Chico Buarque de Hollanda, do alto de sua genialidade, escreveu sobre a Revolução dos Cravos uma de suas mais belas canções, cujo título, “Tanto Mar”, constitui uma referência metafórica à distância que separa o Brasil de Portugal, quer em termos objetivamente referenciais (denotativos), pois há um oceano entre um país e outro, quer em termos poéticos, uma vez que, à altura em que compôs a obra (1975), diferentemente dos irmãos lusitanos, os brasileiros ainda padeciam dos horrores do golpe militar de 1964.
É pouco divulgado, no entanto, mesmo entre os historiadores da MPB, o fato de Chico Buarque ter escrito duas versões para “Tanto Mar”. A primeira, pouco conhecida, mas não menos bela, é esta: “Sei que está em festa, pá/Fico contente/E enquanto estou ausente/Guarda um cravo para mim/Eu queria estar na festa, pá/Com a tua gente/E colher pessoalmente/Uma flor no teu jardim//Sei que há léguas a nos separar/Tanto mar, tanto mar/Sei também que é preciso, pá/Navegar, navegar/Lá faz primavera, pá/Cá estou doente/Manda urgentemente/Algum cheirinho de alecrim”. Na segunda versão, mais trabalhada poeticamente, em obediência aos preceitos dos tratados de versificação, o poeta atinge uma dimensão artística de maior alcance e um andamento estilístico mais preciso, rítmico e melódico.

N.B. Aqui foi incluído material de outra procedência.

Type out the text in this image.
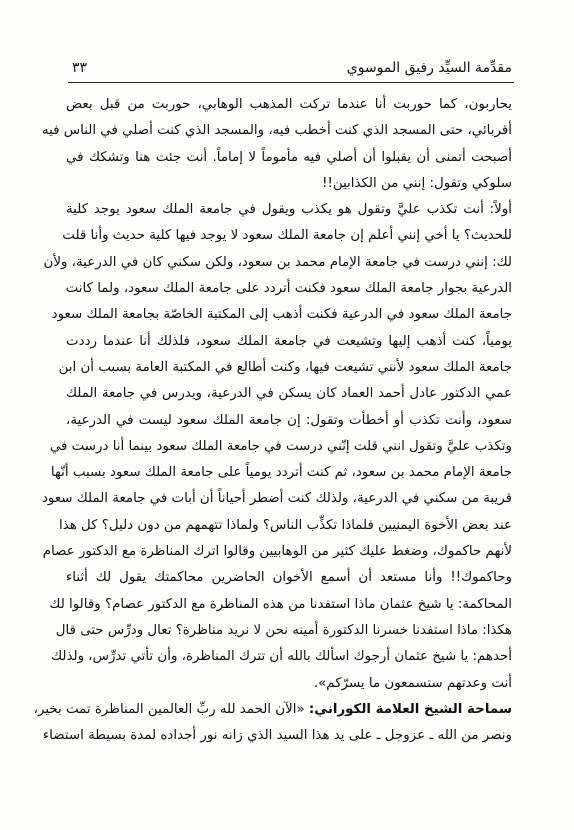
مقدِّمة السيِّد رفيق الموسوي
٣٣
يحاربون، كما حوربت أنا عندما تركت المذهب الوهابي، حوربت من قبل بعض
أقربائي، حتى المسجد الذي كنت أخطب فيه، والمسجد الذي كنت أصلي في الناس فيه
أصبحت أتمنى أن يقبلوا أن أصلي فيه مأموماً لا إماماً. أنت جئت هنا وتشكك في
سلوكي وتقول: إنني من الكذابين!!
أولاً: أنت تكذب عليَّ وتقول هو يكذب ويقول في جامعة الملك سعود يوجد كلية
للحديث؟ يا أخي إنني أعلم إن جامعة الملك سعود لا يوجد فيها كلية حديث وأنا قلت
لك: إنني درست في جامعة الإمام محمد بن سعود، ولكن سكني كان في الدرعية، ولأن
الدرعية بجوار جامعة الملك سعود فكنت أتردد على جامعة الملك سعود، ولما كانت
جامعة الملك سعود في الدرعية فكنت أذهب إلى المكتبة الخاصّة بجامعة الملك سعود
يومياً، كنت أذهب إليها وتشيعت في جامعة الملك سعود، فلذلك أنا عندما رددت
جامعة الملك سعود لأنني تشيعت فيها، وكنت أطالع في المكتبة العامة بسبب أن ابن
عمي الدكتور عادل أحمد العماد كان يسكن في الدرعية، ويدرس في جامعة الملك
سعود، وأنت تكذب أو أخطأت وتقول: إن جامعة الملك سعود ليست في الدرعية،
وتكذب عليَّ وتقول انني قلت إنّني درست في جامعة الملك سعود بينما أنا درست في
جامعة الإمام محمد بن سعود، ثم كنت أتردد يومياً على جامعة الملك سعود بسبب أنّها
قريبة من سكني في الدرعية، ولذلك كنت أضطر أحياناً أن أبات في جامعة الملك سعود
عند بعض الأخوة اليمنيين فلماذا تكذِّب الناس؟ ولماذا تتهمهم من دون دليل؟ كل هذا
لأنهم حاكموك، وضغط عليك كثير من الوهابيين وقالوا اترك المناظرة مع الدكتور عصام
وحاكموك!! وأنا مستعد أن أسمع الأخوان الحاضرين محاكمتك يقول لك أثناء
المحاكمة: يا شيخ عثمان ماذا استفدنا من هذه المناظرة مع الدكتور عصام؟ وقالوا لك
هكذا: ماذا استفدنا خسرنا الدكتورة أمينه نحن لا نريد مناظرة؟ تعال ودرِّس حتى قال
أحدهم: يا شيخ عثمان أرجوك اسألك بالله أن تترك المناظرة، وأن تأتي تدرِّس، ولذلك
أنت وعدتهم ستسمعون ما يسرّكم».
سماحة الشيخ العلامة الكوراني: «الآن الحمد لله ربِّ العالمين المناظرة تمت بخير،
ونصر من الله ـ عزوجل ـ على يد هذا السيد الذي زانه نور أجداده لمدة بسيطة استضاء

Aqui está: “Foi bonita a festa, pá/Fiquei contente/Ainda guardo renitente/Um velho cravo para mim/Já murcharam tua festa, pá/Mas certamente/Esqueceram uma semente/N’algum canto de jardim//Sei que há léguas a nos separar/Tanto mar, tanto mar/Sei também como é preciso, pá/Navegar, navegar/Canta primavera, pá/Cá estou carente/Manda novamente/Algum cheirinho de alecrim”.
Nesta quinta-feira, 25 de abril de 2024, comemoram-se os 50 anos da Revolução dos Cravos, cuja ocorrência, em abril de 1974, portanto, deu início a uma série de acontecimentos libertários dos países colonizados por Portugal, razão por que os festejos reunirão, nesta quinta-feira 25, diversos outros chefes de Estado, a exemplo de Angola e Moçambique.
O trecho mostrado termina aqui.